Over the years my collections have grown along three interconnected lines: my research on textile structures, my interest for history and geography, and indeed anthropology, and my private life, with the textile objects I was given as presents and a regular exchange of postcards with textile subjects. Children collect and swap cards with footballers on them, I do much the same, with postcards representing looms and weavers, lace and lace makers, Medieval tapestries and Amazon hammocks, miniature models of textile workshops found in ancient Egyptian tombs, Pinturicchio's improbable Penelope weaving on a Renaissance loom and lots of other things, so that a thousand worlds sit side by side in eight big ring binders, and every now and then they yield fresh ideas. Since the end of the 1960s I've been researching and studying textile structures including those not created on a loom ranging from those that use only one thread, such as knitting, netting, looping, wrapping, crocheting, etc., to the more complex ones. An essential guidebook to cataloging the fabrics and objects I've been collecting has been The Primary Structures of Fabric by Irene Emery, whom I had met at the textile Museum in Washington when she was still involved in the research that went into that monumental work. Other important books have been those by Annemarie Seiler-Baldinger, Peter Collingwood, Jack Lenor Larsen, Noémi Speiser and others, all of which can be freely consulted in my studio. The seven images below are examples of progressively more complex structures and added decorative embroidery or appliqué needlework. Into this section, which is still under construction, I'm going to add detailed descriptions of my other collections, some of which were started as a result of my trips. It will include:
- textiles, textile structures and looms from Peru, Bolivia, Mexico and Colombia;
- European embroidery and lace
- ikat and tie-and-dye textiles made with various techniques;
- ethnic costumes;
- hats and textile jewelry.
Single-thread structure: a mason's wire sieve (Faido, Ticino, Switzerland).

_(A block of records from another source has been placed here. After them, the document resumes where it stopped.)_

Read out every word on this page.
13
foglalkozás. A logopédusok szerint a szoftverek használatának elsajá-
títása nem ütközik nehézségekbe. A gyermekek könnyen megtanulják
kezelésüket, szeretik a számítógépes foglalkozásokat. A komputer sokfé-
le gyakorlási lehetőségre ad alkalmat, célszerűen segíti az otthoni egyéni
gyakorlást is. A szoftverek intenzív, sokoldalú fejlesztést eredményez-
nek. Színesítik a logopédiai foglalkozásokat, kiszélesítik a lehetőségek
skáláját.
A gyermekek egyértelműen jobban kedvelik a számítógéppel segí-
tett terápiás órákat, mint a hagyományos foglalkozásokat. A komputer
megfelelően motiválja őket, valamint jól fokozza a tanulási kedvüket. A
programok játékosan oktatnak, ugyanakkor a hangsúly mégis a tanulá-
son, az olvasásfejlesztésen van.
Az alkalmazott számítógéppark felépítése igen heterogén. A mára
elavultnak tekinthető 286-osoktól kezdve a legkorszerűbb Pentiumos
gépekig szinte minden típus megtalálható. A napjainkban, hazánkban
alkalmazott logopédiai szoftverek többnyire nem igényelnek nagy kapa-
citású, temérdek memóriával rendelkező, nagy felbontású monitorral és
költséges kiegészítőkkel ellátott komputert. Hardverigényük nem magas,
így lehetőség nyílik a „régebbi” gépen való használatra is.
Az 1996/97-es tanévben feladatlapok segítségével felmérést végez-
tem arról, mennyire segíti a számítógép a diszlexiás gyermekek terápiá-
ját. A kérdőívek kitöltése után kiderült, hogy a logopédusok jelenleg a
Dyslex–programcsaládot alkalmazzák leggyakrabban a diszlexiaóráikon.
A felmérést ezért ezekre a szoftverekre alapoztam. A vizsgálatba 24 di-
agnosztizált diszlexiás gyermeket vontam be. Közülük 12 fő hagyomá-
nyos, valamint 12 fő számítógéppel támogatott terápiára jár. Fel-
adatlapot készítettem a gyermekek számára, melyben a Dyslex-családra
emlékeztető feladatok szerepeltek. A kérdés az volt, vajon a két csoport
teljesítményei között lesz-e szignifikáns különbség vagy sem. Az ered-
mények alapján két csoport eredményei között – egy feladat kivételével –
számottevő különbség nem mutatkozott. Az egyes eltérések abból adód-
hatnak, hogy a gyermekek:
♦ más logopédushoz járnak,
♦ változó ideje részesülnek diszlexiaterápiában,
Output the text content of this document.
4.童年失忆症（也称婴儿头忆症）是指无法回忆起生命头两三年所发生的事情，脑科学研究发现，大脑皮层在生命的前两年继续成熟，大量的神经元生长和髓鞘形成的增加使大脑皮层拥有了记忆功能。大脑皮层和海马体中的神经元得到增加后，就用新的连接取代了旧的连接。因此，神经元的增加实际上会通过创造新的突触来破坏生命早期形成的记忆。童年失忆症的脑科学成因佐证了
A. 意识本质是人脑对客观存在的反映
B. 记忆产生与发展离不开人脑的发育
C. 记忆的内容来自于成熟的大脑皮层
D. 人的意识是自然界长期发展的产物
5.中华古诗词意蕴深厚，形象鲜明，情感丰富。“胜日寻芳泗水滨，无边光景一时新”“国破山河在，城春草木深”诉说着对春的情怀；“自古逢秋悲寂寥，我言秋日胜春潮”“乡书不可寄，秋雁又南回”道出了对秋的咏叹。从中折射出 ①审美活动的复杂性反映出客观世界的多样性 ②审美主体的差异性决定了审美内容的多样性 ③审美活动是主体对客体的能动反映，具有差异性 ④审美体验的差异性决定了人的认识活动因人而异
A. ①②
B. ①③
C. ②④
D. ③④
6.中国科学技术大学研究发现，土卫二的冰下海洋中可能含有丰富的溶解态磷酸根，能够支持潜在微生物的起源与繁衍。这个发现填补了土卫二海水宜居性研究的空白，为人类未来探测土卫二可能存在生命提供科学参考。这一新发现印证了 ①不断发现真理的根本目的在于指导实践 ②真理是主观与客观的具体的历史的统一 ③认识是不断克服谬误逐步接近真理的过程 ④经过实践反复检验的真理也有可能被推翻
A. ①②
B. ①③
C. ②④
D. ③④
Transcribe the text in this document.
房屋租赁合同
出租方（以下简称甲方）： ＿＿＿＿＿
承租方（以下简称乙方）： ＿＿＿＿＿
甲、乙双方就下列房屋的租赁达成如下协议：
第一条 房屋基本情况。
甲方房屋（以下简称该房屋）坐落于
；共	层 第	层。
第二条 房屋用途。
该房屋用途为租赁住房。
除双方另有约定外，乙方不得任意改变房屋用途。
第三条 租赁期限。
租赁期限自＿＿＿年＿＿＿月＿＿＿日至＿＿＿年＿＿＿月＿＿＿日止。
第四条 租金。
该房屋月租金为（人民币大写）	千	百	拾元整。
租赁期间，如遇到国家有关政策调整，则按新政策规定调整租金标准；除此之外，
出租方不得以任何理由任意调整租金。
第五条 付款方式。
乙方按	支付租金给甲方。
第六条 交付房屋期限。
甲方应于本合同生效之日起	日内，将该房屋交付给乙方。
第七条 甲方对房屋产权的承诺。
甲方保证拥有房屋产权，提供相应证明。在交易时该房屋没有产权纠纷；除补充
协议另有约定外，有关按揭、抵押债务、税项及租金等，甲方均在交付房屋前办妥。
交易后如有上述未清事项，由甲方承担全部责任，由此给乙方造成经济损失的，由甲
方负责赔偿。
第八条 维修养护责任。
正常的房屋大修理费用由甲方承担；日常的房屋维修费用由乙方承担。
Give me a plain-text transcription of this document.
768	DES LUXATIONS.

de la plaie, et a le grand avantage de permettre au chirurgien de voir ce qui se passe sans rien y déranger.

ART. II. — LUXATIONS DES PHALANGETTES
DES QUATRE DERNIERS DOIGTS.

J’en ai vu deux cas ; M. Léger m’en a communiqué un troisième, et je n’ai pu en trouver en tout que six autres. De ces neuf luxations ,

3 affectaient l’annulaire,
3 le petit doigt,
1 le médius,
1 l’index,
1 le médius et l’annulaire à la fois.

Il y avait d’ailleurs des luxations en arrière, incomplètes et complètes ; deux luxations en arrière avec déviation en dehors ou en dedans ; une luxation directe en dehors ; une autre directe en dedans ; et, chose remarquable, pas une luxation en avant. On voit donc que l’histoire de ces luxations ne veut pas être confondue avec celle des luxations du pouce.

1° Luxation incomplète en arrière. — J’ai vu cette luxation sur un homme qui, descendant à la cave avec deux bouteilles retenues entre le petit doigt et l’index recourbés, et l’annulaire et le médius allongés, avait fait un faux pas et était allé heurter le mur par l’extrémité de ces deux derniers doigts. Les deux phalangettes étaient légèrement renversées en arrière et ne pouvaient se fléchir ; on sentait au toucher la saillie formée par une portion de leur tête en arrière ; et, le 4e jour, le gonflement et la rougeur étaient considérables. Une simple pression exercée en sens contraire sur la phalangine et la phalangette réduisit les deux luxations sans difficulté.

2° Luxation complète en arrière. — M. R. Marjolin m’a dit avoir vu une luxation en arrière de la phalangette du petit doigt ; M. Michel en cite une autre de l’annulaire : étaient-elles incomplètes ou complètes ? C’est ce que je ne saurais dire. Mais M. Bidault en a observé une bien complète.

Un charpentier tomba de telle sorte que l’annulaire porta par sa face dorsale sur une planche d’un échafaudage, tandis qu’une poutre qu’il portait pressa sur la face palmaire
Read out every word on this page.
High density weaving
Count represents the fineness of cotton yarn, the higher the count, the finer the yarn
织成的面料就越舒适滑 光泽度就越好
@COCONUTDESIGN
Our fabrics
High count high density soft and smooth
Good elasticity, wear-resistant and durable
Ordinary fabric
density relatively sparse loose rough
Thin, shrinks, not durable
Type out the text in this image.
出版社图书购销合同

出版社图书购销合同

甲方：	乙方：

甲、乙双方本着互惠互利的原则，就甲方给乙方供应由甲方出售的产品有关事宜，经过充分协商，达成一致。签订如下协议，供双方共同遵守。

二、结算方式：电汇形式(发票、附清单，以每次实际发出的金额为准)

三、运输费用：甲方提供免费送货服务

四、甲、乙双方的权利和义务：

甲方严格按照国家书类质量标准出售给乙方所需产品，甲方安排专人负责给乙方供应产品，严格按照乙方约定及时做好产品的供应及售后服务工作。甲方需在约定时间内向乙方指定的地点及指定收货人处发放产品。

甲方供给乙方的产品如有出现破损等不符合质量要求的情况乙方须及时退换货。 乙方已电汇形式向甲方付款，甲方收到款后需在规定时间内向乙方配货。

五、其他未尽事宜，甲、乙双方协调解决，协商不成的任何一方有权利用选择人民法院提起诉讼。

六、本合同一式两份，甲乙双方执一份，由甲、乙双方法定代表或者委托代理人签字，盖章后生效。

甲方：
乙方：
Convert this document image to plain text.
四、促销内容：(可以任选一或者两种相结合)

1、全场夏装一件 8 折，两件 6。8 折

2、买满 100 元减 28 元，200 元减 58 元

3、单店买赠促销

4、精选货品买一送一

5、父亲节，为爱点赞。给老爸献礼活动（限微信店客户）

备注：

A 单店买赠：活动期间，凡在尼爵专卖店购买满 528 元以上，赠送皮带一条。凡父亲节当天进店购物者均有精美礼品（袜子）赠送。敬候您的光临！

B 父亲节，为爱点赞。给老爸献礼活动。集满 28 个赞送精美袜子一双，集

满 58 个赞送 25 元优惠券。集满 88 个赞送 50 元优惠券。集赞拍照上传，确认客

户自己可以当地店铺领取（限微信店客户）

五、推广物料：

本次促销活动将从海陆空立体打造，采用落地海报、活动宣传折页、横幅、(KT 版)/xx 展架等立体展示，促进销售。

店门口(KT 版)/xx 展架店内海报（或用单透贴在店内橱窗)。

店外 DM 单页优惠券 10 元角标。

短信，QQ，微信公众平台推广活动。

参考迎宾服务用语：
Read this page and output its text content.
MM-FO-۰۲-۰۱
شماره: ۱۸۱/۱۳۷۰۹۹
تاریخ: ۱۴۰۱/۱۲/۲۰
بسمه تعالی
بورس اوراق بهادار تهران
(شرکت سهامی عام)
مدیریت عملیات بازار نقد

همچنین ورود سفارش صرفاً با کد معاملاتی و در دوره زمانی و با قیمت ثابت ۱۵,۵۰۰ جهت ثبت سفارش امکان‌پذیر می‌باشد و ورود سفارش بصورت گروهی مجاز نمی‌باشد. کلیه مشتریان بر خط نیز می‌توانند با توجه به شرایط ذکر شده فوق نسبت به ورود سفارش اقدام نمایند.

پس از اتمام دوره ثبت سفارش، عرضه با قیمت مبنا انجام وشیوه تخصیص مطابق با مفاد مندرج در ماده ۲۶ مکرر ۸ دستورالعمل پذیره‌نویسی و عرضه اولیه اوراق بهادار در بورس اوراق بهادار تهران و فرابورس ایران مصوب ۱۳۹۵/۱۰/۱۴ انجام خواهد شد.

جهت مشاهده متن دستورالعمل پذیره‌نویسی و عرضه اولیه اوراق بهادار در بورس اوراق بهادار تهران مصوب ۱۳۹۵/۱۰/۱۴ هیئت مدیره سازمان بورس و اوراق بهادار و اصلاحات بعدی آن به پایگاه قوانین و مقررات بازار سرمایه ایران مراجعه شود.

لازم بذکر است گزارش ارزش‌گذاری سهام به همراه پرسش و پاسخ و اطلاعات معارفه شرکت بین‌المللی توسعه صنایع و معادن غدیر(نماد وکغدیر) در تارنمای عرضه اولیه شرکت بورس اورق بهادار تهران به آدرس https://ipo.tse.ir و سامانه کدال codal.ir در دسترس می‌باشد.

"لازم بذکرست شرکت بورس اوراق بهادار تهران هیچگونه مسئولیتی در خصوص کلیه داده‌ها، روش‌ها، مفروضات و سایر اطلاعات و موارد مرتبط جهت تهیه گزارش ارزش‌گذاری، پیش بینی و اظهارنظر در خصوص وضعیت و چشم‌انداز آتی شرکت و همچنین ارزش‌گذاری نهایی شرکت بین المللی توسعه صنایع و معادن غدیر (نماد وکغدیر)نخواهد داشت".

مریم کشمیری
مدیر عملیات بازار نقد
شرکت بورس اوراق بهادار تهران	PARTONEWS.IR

One set of elements 19th-century macrame sampler (Chiavari, Italy), a gift from a family friend.
Two sets of elements plain weave with an optical effect given by space-dyed warp threads (Turkey).
Textiles decorated with textiles: a Mola by the Kunas of Colombia I bought during a field trip in 1976, thinking of my son who was about to learn to read. Mola textiles are made of several layers of variously coloured cloths. Cuts made in each layer, whose edges are turned under and sewn down, form the design.
Two sets of elements with discontinuous weft threads (Coptic textiles), a gift from my uncle and aunt Leo and Nora Lionni.
Four sets of elements (two vertical and two horizontal): double weave (Peru), a gift from Trude Guermonprez at the end of my course at the California College of Arts and Crafts (Oakland, USA).
Decorated fabric: big white-on-white embroidered monogram on a bedsheet, early 19th century (Val Bregaglia, Switzerland). The bedsheet belonged to my great-grandmother Matilde Engel, and I was given it as a present when my son was born.